Fig. 15. HERA AND IRIS ATTACKED BY SILENI.

By Brygos. British Museum.

Douris has extended his composition and united the two reverse sides of the kylix. On one, the hero seizes the goddess, who struggles in his grasp and has summoned to her aid the magic art of transformations. These are given with all the naïveté of primitive art: to tell us that Thetis changes into a lion, and later into a serpent, the artist has drawn on one side a young lion seated on the shoulder of the goddess, and tearing with his teeth the arm of her ravisher; on the other a serpent lifts its twisted coils and darts its threatening jaws at him. The companions of Thetis, the Nereids, frightened by so bold an attack, take flight, and this gives the painter an opportunity of showing us young girls running in many graceful attitudes—the arms are tossed in gestures that are still angular; the bare feet and legs escape from the drapery, showing the rather lean suppleness of these young maidens. It is, at the same time, a skilful method of uniting the whole; in fact, on the other reverse we see other nymphs running, who come to tell the god Nereus and his wife Doris of the attempt. Both are seated on ornamented thrones with the Olympian majesty of a Jupiter and a Juno ([Fig. 13]). All the beauty of the famous group in the Panathenaic Frieze is already visible in their movements and their attitude.

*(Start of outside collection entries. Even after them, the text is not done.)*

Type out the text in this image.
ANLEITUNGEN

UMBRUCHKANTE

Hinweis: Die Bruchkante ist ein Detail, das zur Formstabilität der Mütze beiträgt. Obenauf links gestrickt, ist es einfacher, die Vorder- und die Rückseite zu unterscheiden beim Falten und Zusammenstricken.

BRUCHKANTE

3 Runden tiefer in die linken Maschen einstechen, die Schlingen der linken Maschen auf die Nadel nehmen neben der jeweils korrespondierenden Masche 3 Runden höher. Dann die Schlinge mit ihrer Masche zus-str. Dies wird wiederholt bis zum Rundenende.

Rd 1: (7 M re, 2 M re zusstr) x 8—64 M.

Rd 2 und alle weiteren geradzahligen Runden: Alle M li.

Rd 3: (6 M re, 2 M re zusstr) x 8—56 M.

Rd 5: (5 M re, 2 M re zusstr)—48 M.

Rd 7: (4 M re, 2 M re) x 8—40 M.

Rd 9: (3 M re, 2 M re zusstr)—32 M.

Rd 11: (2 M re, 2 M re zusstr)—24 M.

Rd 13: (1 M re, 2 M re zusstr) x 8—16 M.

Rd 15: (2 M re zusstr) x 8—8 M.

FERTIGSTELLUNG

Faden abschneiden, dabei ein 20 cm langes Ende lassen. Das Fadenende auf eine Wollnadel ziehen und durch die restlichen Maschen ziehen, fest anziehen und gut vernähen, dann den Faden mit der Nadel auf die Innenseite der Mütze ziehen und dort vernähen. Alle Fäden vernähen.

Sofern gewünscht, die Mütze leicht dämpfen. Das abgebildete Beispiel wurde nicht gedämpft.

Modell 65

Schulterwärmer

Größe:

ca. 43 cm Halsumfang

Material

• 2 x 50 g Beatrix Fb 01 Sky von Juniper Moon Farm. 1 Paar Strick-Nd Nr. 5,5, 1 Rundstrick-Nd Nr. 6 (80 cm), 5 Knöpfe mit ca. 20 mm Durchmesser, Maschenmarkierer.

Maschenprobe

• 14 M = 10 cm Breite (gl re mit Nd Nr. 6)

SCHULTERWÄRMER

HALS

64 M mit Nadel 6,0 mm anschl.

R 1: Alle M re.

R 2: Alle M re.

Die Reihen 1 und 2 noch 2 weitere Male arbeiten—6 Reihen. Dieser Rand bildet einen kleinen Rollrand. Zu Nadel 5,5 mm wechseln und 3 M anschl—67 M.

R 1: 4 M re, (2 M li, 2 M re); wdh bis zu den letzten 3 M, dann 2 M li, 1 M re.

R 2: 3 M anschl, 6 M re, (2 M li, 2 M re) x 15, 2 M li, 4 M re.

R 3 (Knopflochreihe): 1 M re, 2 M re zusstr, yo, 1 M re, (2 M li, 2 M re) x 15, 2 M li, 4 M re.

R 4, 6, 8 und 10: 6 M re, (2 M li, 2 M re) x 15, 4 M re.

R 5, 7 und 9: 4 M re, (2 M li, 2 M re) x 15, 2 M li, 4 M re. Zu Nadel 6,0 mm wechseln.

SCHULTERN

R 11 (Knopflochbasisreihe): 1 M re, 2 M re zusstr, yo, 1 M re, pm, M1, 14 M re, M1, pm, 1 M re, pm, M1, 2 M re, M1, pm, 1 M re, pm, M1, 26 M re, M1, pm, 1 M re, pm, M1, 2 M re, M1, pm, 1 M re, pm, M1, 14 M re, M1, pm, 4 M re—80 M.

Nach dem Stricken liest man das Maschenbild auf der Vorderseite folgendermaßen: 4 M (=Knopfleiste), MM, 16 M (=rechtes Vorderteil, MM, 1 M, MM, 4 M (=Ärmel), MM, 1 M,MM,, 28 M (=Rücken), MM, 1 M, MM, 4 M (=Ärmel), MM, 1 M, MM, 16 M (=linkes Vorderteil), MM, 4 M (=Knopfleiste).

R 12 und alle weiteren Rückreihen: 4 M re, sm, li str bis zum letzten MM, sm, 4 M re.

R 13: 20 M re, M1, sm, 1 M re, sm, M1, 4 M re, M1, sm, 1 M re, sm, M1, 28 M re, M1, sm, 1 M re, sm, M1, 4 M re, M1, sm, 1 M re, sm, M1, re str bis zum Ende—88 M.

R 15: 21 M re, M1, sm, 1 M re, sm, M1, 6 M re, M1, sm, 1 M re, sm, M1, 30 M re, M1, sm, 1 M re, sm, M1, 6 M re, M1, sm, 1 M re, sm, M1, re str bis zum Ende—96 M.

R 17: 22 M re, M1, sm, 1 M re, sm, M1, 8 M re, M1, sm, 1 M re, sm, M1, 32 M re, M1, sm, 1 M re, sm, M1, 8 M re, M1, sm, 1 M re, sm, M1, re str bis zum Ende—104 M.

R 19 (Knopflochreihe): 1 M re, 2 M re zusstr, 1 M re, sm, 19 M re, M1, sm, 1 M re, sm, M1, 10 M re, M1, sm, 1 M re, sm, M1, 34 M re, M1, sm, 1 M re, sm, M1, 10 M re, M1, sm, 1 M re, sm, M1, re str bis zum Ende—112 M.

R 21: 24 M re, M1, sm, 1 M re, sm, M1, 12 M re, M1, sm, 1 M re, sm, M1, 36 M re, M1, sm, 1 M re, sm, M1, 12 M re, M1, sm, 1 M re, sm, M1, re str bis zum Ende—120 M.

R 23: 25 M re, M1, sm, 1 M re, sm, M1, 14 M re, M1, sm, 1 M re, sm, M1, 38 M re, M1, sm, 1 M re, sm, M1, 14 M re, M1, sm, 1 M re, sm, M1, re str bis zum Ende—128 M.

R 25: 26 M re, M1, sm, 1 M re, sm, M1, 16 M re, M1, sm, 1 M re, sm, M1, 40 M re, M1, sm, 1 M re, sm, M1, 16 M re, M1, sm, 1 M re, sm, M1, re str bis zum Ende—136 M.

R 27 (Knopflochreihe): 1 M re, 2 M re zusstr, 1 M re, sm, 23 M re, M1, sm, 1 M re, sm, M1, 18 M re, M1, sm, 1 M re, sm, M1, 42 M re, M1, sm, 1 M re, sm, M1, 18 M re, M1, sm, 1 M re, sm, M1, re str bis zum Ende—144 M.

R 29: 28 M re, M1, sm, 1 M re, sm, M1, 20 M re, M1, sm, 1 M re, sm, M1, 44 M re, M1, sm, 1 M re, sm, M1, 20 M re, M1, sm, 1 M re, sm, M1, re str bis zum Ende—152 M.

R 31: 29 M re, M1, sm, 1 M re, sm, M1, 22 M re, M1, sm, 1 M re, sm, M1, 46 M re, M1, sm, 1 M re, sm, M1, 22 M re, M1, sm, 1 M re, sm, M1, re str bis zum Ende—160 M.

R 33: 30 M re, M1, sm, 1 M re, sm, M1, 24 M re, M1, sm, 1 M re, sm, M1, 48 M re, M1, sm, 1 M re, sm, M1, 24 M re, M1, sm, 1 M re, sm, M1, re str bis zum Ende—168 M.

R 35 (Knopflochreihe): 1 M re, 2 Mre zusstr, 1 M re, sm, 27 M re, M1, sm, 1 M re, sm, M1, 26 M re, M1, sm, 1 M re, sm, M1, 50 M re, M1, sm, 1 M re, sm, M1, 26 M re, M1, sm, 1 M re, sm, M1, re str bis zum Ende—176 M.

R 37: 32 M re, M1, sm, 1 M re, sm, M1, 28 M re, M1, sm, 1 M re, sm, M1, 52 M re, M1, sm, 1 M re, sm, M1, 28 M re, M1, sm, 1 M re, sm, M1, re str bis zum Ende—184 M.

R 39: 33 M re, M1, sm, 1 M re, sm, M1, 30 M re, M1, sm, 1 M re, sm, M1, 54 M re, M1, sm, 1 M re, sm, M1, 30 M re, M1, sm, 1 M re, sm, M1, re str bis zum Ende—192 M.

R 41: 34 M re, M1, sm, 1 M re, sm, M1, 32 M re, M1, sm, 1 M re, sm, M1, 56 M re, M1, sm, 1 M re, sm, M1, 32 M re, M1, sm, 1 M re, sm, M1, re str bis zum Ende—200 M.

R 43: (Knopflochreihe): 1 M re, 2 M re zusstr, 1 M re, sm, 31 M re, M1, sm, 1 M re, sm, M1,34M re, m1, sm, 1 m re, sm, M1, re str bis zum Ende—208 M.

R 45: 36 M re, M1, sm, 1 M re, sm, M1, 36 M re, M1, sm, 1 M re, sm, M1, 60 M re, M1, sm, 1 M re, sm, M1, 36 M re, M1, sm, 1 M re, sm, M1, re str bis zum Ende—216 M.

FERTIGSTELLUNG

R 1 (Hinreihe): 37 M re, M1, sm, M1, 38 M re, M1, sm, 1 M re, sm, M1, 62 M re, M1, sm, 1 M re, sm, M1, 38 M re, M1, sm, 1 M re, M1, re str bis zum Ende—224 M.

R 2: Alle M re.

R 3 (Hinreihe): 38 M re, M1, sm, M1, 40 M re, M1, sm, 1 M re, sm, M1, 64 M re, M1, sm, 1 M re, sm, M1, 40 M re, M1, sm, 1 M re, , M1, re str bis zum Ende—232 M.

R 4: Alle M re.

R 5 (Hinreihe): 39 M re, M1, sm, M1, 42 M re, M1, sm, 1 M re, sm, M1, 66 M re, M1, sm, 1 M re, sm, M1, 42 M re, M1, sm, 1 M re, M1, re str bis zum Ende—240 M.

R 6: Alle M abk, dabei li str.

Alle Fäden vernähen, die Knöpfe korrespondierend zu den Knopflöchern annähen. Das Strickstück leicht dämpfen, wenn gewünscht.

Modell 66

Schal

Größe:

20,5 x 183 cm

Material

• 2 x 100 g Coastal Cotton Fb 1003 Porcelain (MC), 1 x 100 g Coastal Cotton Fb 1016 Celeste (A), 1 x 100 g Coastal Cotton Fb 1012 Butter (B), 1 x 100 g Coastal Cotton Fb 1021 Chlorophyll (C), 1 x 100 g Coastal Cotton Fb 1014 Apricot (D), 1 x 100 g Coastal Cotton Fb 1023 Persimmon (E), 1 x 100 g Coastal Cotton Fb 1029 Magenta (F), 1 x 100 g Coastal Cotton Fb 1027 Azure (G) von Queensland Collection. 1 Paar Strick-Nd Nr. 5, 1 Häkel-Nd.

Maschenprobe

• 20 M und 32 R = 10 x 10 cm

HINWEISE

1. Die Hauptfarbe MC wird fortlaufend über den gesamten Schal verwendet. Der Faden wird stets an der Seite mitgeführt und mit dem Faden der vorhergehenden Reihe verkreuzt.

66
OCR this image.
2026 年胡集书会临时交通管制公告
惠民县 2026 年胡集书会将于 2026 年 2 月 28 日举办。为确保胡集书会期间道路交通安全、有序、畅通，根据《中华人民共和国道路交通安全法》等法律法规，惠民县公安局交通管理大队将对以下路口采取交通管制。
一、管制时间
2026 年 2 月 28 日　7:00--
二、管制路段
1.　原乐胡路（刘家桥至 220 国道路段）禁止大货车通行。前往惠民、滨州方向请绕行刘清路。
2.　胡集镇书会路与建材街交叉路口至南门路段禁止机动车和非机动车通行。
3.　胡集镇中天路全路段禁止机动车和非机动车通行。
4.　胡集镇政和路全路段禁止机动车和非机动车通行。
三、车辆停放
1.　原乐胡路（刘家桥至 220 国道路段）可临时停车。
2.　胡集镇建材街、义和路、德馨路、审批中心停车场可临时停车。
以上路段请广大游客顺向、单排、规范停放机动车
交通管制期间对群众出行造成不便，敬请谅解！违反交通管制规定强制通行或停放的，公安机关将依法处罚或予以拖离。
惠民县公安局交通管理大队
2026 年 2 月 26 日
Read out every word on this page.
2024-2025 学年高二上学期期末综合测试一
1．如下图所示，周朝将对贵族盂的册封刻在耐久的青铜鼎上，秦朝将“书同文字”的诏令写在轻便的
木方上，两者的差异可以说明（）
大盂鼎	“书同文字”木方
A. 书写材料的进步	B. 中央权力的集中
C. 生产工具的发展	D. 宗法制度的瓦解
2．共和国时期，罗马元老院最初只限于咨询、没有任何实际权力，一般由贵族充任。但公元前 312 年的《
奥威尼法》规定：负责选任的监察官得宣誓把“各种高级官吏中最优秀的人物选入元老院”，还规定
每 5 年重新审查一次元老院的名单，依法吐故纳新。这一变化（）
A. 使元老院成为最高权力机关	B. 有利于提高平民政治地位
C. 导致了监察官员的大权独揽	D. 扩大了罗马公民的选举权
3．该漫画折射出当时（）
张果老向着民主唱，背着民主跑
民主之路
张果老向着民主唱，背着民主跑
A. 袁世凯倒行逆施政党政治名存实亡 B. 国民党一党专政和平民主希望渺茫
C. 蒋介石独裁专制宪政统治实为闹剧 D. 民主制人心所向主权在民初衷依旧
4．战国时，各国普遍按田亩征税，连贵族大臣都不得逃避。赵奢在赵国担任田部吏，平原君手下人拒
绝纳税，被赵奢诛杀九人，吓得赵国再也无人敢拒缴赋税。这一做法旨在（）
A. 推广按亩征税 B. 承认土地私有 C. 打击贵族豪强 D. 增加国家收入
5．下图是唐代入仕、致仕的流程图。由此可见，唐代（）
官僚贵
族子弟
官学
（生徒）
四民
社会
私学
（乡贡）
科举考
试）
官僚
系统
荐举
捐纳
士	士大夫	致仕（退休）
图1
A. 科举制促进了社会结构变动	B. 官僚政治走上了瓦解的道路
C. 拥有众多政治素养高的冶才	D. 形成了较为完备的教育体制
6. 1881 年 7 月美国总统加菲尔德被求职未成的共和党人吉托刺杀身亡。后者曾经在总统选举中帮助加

CONTEST OF AJAX AND ULYSSES.

Fig. 16. THE VOTING OF THE GREEK CHIEFS.

By Douris. Vienna Museum.

Unfortunately the interior is defaced and restored, but the artist has shown no less ingenuity in its design. He has taken a theme frequently used by painters of red figures, and thus rendered rather commonplace—the libation; but instead of showing us the well-known scene of a soldier departing on a campaign and receiving the full cup from a woman, he has enlarged the subject, and shows us the god Poseidon seated, receiving a libation cup from the hands of a goddess, probably his wife, Amphitrite. Again a synthetic trilogy prevails in this composition: in the upper part of the vase the god of the sea and his consort are throned; in the lower part is enacted a little drama which takes place on the seashore, and has sea-gods as actors. Everywhere we find the intelligent skill of the Greek, and the easy art with which he beautifies all he touches. Was all this the personal work of Douris? or does the model he copies and follows deserve much of the credit? It will always remain an open question. As we possess a kylix by the potter Hieron (it has even been ascribed to Douris), another by the painter Peithinos, and many anonymous vases which repeat in similar form the details of The Rape of Thetis, we again incline towards the second hypothesis. How many sanctuaries in Greece, dedicated to the gods of the sea, must have contained paintings or reliefs of this kind!

It is the variety of models, in a word, which best explains the variety of styles among painters of vases. As we remarked above, no vase painter is of greater interest in this respect than Douris. If any one wishes to estimate at a single glance his often puzzling versatility, he need only look at the mythological painting on a large receptacle for wine in the British Museum ([Fig. 14]). The choice of the subject, The Bacchic Thiasos, repeated to satiety upon black-figured amphoræ of the sixth century, leads us to expect only a commonplace painting, but the artist instead brings us face to face with one of the most spirited sketches Greek art has left to us.

Douris shows himself daring, amusing, free almost to indecency, and one asks how the same brush which painted many little paintings, rather stiff in their symmetry, could become animated to the point of inventing these funambulistic movements of wild beasts let loose. These are Sileni playing and dancing. Arranged in a row, like mountebanks upon their stage, they abandon themselves to frantic sports under the leadership of a herald costumed as Hermes, on his head the petasos, and in his hand the caduceus. One lowers his head to drink from a cup placed on the floor; a second, in a half-lying position, has the contents of a goat skin and a wine jug poured together into his mouth by two of his companions; others toy in a ludicrous fashion with kantharoi, or dance on one foot, and try by bending forward to reach a full cup. Even expurgated, this painting sufficiently shows the unbridled gaiety and fun which the Greek designer allowed himself. In that again he resembles the Japanese draughtsman, in love with buffooneries and acrobatic postures. Those who only like to think of Greek art as serious and moralizing, can take their own view. Greek art knew all and dared all—works such as were placed upon school walls to elevate thought, and such as were hidden under a cloak. The same brush drew the touching image of Eos and Memnon, and this scene of a pagan, Kermesse.